Yakalanan uyuşturucu ve uyarıcı maddelerin yanında paketleme makinesi, hassas terazi, tartı gibi aletlerin bulunmaması, bilhassa bu aletlerde uyuşturucu madde kalıntılarının tespit edilmemesi, keza uyuşturucu maddenin paketlenmesi için özel olarak hazırlanmış kâğıt parçaları, şeffaf poşet vb. malzemelerin elde edilmemiş olması da sanığın uyuşturucu maddeyi kullanım amacıyla bulundurduğuna ilişkin bir kanaat oluşturur.
Bireysel Kullanım Karinesi
Uyuşturucu madde ticareti yapıldığına dair ihbar yoksa, yakalanan uyuşturucu şüphe üzerine yapılan aramada ele geçirilmişse, kişisel kullanım miktarındaysa, satış için hazırlık yapılıp paketlenmemişse, sanık kullanmak için bulundurduğunu beyan ediyorsa, uyuşturucunun ticaret amacıyla bulundurulduğunun kabulü mümkün değildir.
Maddenin Ele Geçirilme Biçimi
Kullanmak için uyuşturucu madde bulunduran kişiler genellikle bu maddeleri rahatlıkla erişebilecekleri yerlerde muhafaza ederler.
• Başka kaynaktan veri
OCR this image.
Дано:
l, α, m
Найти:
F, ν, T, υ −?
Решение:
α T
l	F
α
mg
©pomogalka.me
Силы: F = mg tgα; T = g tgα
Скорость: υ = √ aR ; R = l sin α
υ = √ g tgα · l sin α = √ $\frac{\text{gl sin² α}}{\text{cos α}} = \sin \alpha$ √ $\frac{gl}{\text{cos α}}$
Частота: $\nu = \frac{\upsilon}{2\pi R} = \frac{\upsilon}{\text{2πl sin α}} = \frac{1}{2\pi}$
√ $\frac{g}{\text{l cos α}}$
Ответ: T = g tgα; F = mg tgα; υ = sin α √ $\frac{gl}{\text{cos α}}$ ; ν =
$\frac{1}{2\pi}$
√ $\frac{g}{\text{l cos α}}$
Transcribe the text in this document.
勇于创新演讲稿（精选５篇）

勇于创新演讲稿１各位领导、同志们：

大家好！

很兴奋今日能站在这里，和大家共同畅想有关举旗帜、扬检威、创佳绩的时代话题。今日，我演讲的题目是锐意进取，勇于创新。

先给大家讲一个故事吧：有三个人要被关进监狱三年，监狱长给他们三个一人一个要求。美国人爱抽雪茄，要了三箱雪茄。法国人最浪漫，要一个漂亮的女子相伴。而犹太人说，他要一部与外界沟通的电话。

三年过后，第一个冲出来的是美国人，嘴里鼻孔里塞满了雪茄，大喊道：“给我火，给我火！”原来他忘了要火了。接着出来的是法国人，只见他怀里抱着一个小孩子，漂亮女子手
Maddenin ele geçirilme biçimi bu nedenle önemlidir. Bu anlamda uyuşturucu veya uyarıcı maddenin ayrı bir depoda, söz gelimi samanlıkta ya da depodaki balyaların altında bulundurulması halinde kullanma maksadının olmadığı ileri sürülebilir. Keza bu madde veya maddelerin kahvehane, bar, bilardo salonu, internet kafe veya bir okul kantini işleten failin masasının çekmecesinde ele geçirilmesi halinde bulundurmanın kullanma amacı ile olmadığı kabul edilebilir. Benzer şekilde failin köylü garajı, eğlence merkezleri veya restoran gibi kalabalık ortamlara girerken veya park ve gezi yerleri, üniversite kampüsleri veya okul önünde yakalanması failin amacının belirlenmesinde göz önünde bulundurulmaktadır
Konusu: Uyuşturucu ve Uyarıcı Madde
“Uyuşturucu veya uyarıcı madde ticareti yapma veya sağlama” suçunun konusunu, suçun adından da anlaşılacağı üzere uyuşturucu ve uyarıcı madde oluşturur. TCK’da uyuşturucu ve uyarıcı maddelerin nelerden ibaret olduğu konusunda bir tanım yapılmış değildir. Gerçekten, TCK’nın “tanımlar” başlıklı 6. maddesi uyuşturucu maddenin tanımını yapmamıştır. Uyuşturucu veya uyarıcı maddelerin nelerden ibaret bulunduğu TCK’da tanımlanmadığı gibi, bunların teker teker gösterilmesi yoluna da gidilmemiştir. Bunun nedeni, uyuşturucu veya uyarıcı maddelerin ve aynı etkiyi yapan ilâç ve sentetiklerin kötüye kullanılmalarının yaptırım altına alınarak güçlü bir sosyal savunmanın sağlanmasıdır. Böylece, psikotrop madde olarak, uyuşturucu veya uyarıcı etkisi yapan ve kişilerde bağımlılık meydana getiren bütün maddelerin, bu suçun konusunu oluşturacağı kabul edilmiştir.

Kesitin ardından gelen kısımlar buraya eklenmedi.